Ce cadre simple évite d’empiler des efforts qui se cannibalisent. L’enjeu suivant devient alors la qualité des séances elles-mêmes, car le contenu de chaque bloc d’entraînement change fortement la réponse du corps.
Choisir les séances qui débloquent vraiment le cardio
Le 4×4 norvégien, les répétitions en côte et les blocs de 30/30 restent parmi les formats les plus utiles pour faire monter le plafond aérobie. Selon une étude de Tabata et al., les intervalles intenses améliorent la VO2max plus vite qu’un travail modéré seul, à condition d’être supportables dans la durée.

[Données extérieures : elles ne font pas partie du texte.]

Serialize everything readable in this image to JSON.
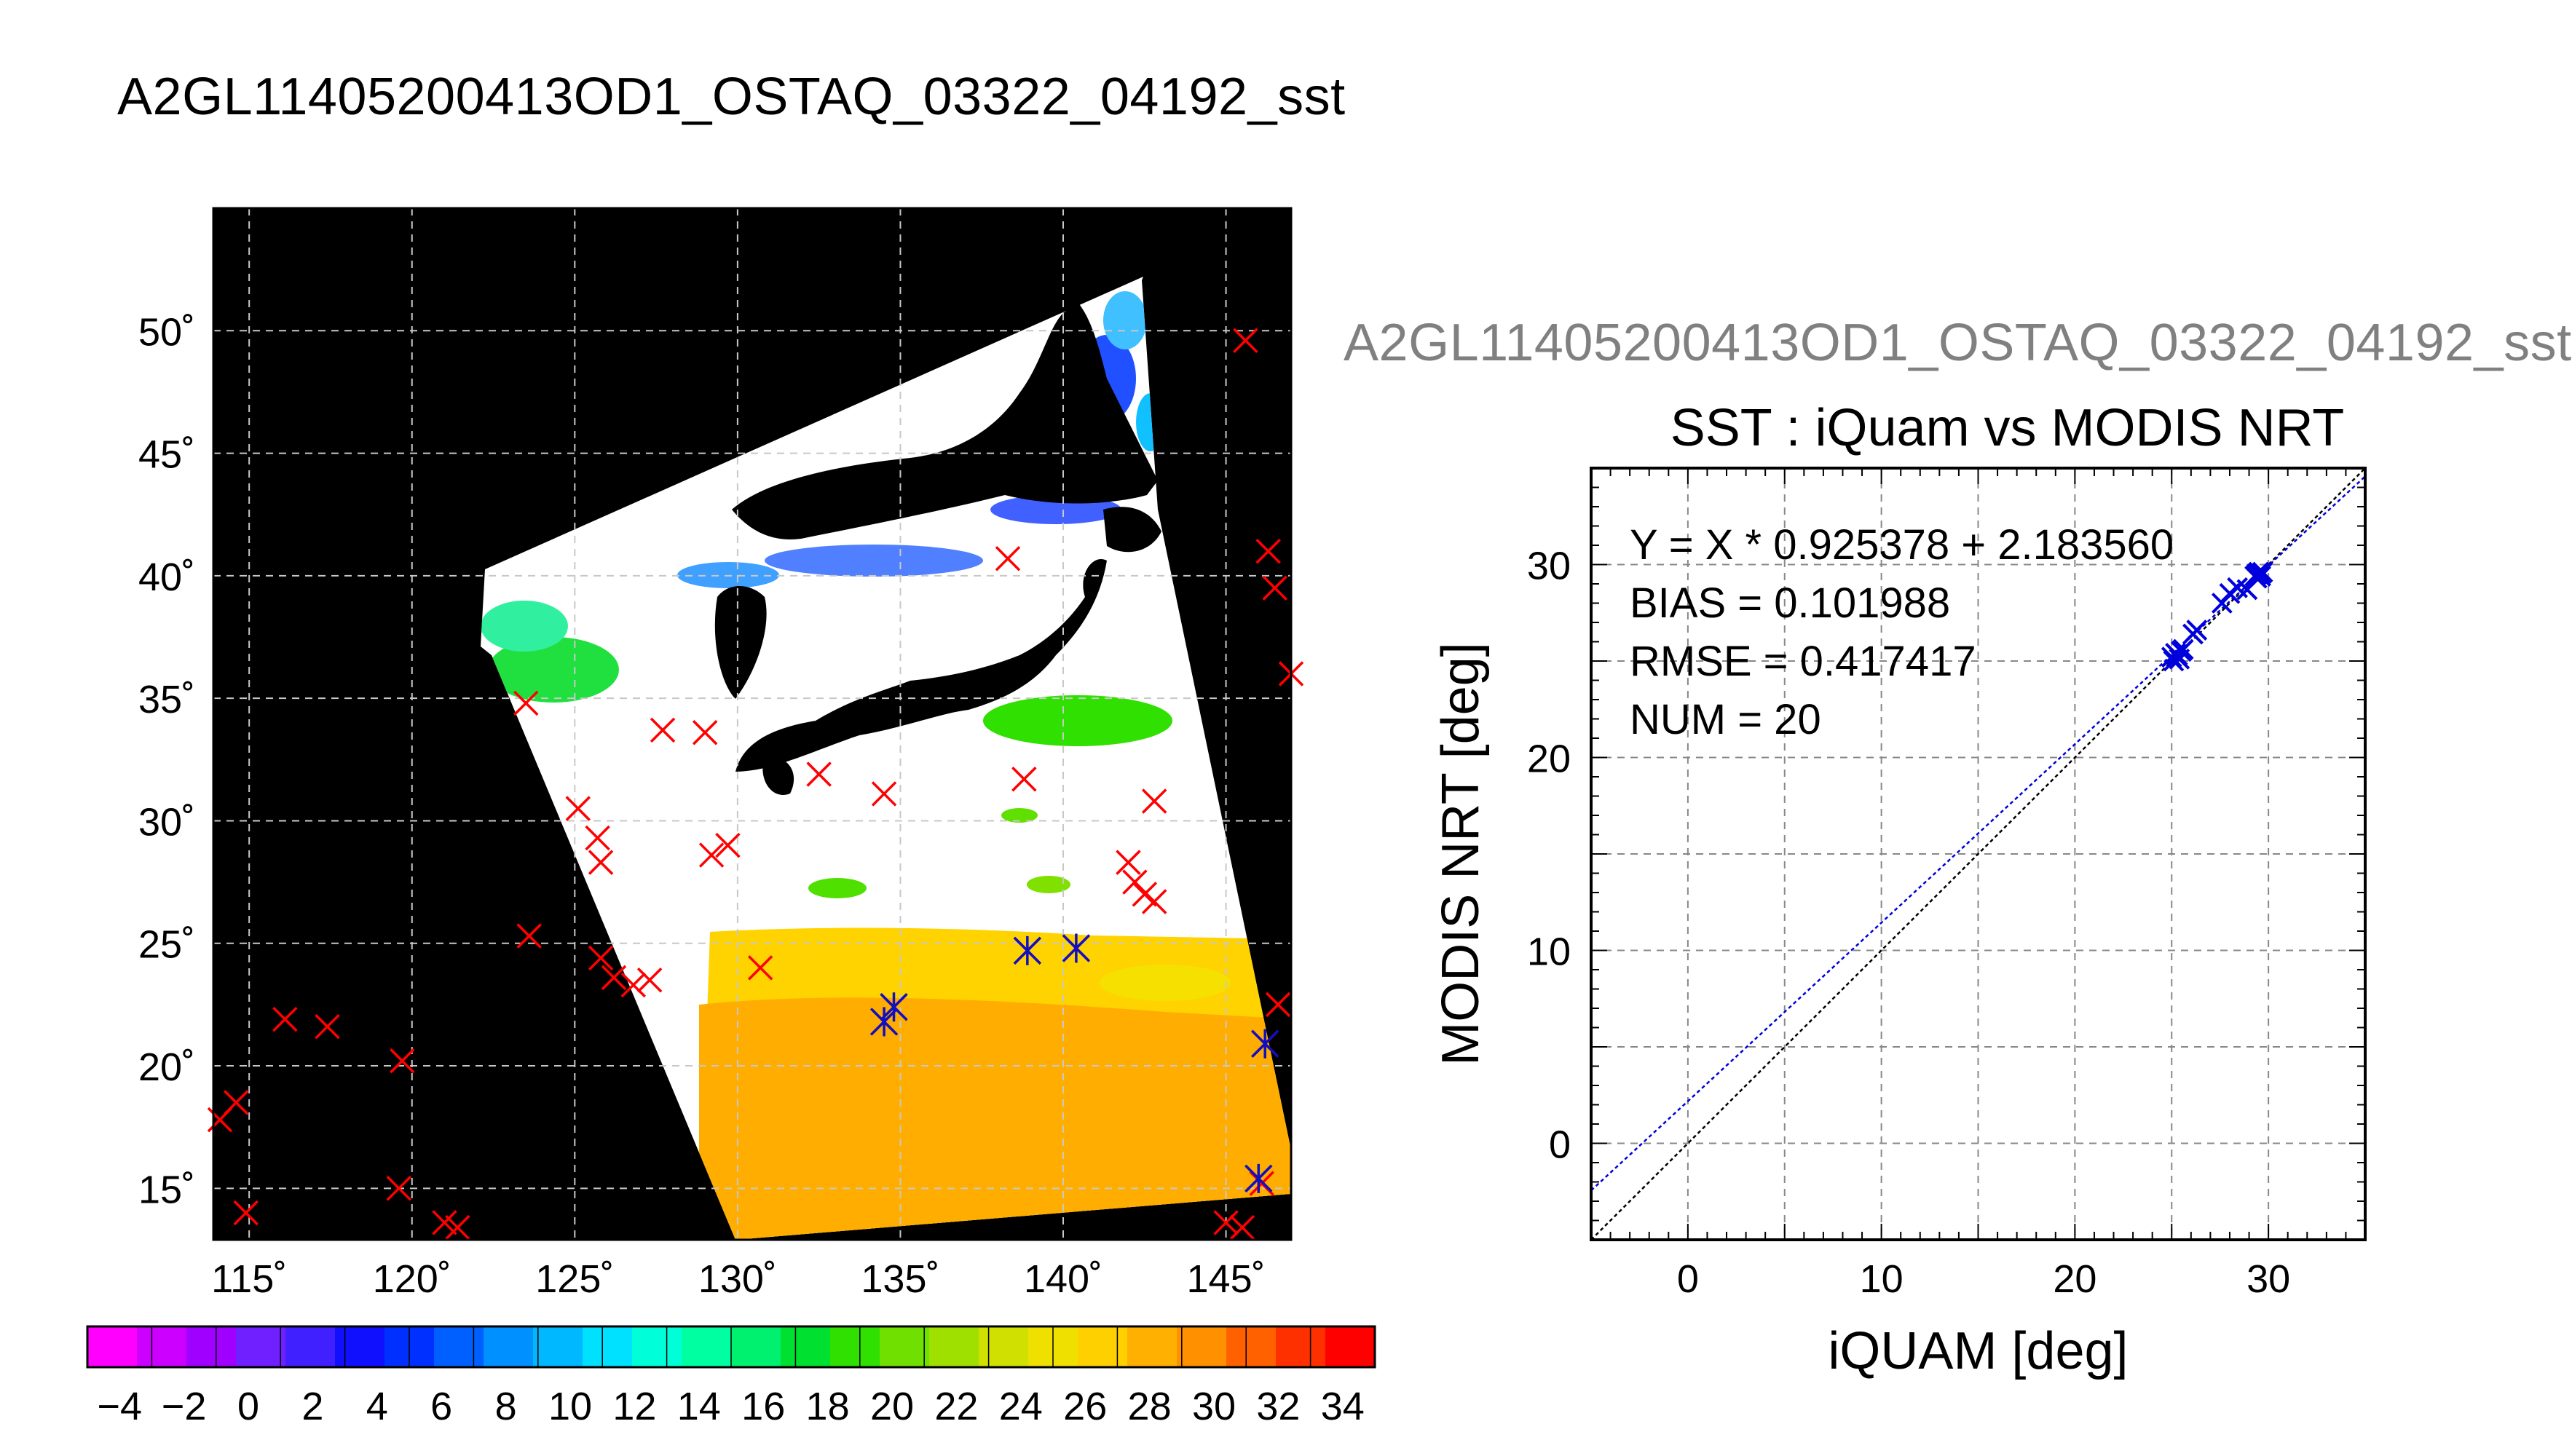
{
  "title": "A2GL11405200413OD1_OSTAQ_03322_04192_sst",
  "subtitle": "A2GL11405200413OD1_OSTAQ_03322_04192_sst",
  "map": {
    "lat_ticks": [
      "50˚",
      "45˚",
      "40˚",
      "35˚",
      "30˚",
      "25˚",
      "20˚",
      "15˚"
    ],
    "lon_ticks": [
      "115˚",
      "120˚",
      "125˚",
      "130˚",
      "135˚",
      "140˚",
      "145˚"
    ],
    "lon_range": [
      113.9,
      147.0
    ],
    "lat_range": [
      12.9,
      55.0
    ],
    "colorbar": {
      "range": [
        -5,
        35
      ],
      "tick_labels": [
        "−4",
        "−2",
        "0",
        "2",
        "4",
        "6",
        "8",
        "10",
        "12",
        "14",
        "16",
        "18",
        "20",
        "22",
        "24",
        "26",
        "28",
        "30",
        "32",
        "34"
      ],
      "colors": [
        "#ff00ff",
        "#cc00ff",
        "#a000ff",
        "#7020ff",
        "#4020ff",
        "#1010ff",
        "#0030ff",
        "#0060ff",
        "#0090ff",
        "#00b8ff",
        "#00e0ff",
        "#00ffd8",
        "#00ffa0",
        "#00f070",
        "#00e030",
        "#30e000",
        "#70e000",
        "#a0e000",
        "#d0e000",
        "#f0e000",
        "#ffd000",
        "#ffb000",
        "#ff9000",
        "#ff6000",
        "#ff3000",
        "#ff0000"
      ]
    },
    "insitu_marks": [
      [
        145.6,
        49.6
      ],
      [
        146.3,
        41.0
      ],
      [
        146.5,
        39.5
      ],
      [
        147.0,
        36.0
      ],
      [
        138.3,
        40.7
      ],
      [
        123.5,
        34.8
      ],
      [
        127.7,
        33.7
      ],
      [
        129.0,
        33.6
      ],
      [
        132.5,
        31.9
      ],
      [
        134.5,
        31.1
      ],
      [
        138.8,
        31.7
      ],
      [
        142.8,
        30.8
      ],
      [
        125.1,
        30.5
      ],
      [
        125.7,
        29.3
      ],
      [
        125.8,
        28.3
      ],
      [
        129.2,
        28.6
      ],
      [
        129.7,
        29.0
      ],
      [
        142.0,
        28.3
      ],
      [
        142.2,
        27.5
      ],
      [
        142.5,
        27.0
      ],
      [
        142.8,
        26.7
      ],
      [
        123.6,
        25.3
      ],
      [
        125.8,
        24.4
      ],
      [
        126.2,
        23.6
      ],
      [
        127.3,
        23.5
      ],
      [
        126.8,
        23.3
      ],
      [
        130.7,
        24.0
      ],
      [
        134.8,
        22.4
      ],
      [
        134.5,
        21.8
      ],
      [
        138.9,
        24.7
      ],
      [
        140.4,
        24.8
      ],
      [
        146.6,
        22.5
      ],
      [
        146.2,
        20.9
      ],
      [
        116.1,
        21.9
      ],
      [
        117.4,
        21.6
      ],
      [
        119.7,
        20.2
      ],
      [
        114.6,
        18.5
      ],
      [
        114.1,
        17.8
      ],
      [
        114.9,
        14.0
      ],
      [
        119.6,
        15.0
      ],
      [
        121.0,
        13.6
      ],
      [
        121.4,
        13.4
      ],
      [
        145.0,
        13.6
      ],
      [
        145.5,
        13.4
      ],
      [
        146.0,
        15.4
      ],
      [
        146.1,
        15.2
      ]
    ],
    "matchup_marks": [
      [
        138.9,
        24.7
      ],
      [
        140.4,
        24.8
      ],
      [
        134.8,
        22.4
      ],
      [
        134.5,
        21.8
      ],
      [
        146.2,
        20.9
      ],
      [
        146.0,
        15.4
      ]
    ]
  },
  "chart_data": {
    "type": "scatter",
    "title": "SST : iQuam vs MODIS NRT",
    "xlabel": "iQUAM [deg]",
    "ylabel": "MODIS NRT [deg]",
    "xlim": [
      -5,
      35
    ],
    "ylim": [
      -5,
      35
    ],
    "xticks": [
      0,
      10,
      20,
      30
    ],
    "yticks": [
      0,
      10,
      20,
      30
    ],
    "grid": true,
    "stats": {
      "fit": "Y = X * 0.925378 + 2.183560",
      "bias": "BIAS = 0.101988",
      "rmse": "RMSE = 0.417417",
      "num": "NUM = 20"
    },
    "fit_line": {
      "slope": 0.925378,
      "intercept": 2.18356
    },
    "one_to_one_line": {
      "slope": 1,
      "intercept": 0
    },
    "points": [
      [
        25.0,
        25.2
      ],
      [
        25.2,
        25.4
      ],
      [
        25.3,
        25.3
      ],
      [
        25.5,
        25.5
      ],
      [
        25.1,
        25.0
      ],
      [
        26.1,
        26.4
      ],
      [
        26.3,
        26.6
      ],
      [
        27.6,
        28.0
      ],
      [
        28.0,
        28.5
      ],
      [
        28.4,
        28.8
      ],
      [
        28.9,
        28.7
      ],
      [
        29.3,
        29.4
      ],
      [
        29.4,
        29.3
      ],
      [
        29.5,
        29.6
      ],
      [
        29.6,
        29.5
      ],
      [
        29.7,
        29.6
      ],
      [
        29.4,
        29.5
      ],
      [
        29.6,
        29.4
      ],
      [
        25.4,
        25.1
      ],
      [
        25.6,
        25.6
      ]
    ]
  }
}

Les côtes ajoutent un stress musculaire précieux, surtout quand l’allure au plat ne suffit plus à provoquer une adaptation nette. Une séance comme huit montées d’une minute peut relancer une progression chez un coureur déjà entraîné.
Le renforcement, lui, améliore la coordination et limite les compensations inutiles. Squats, fentes, hip thrusts et travail excentrique rendent souvent la foulée plus économique, ce qui aide la performance sans exiger toujours plus d’oxygène.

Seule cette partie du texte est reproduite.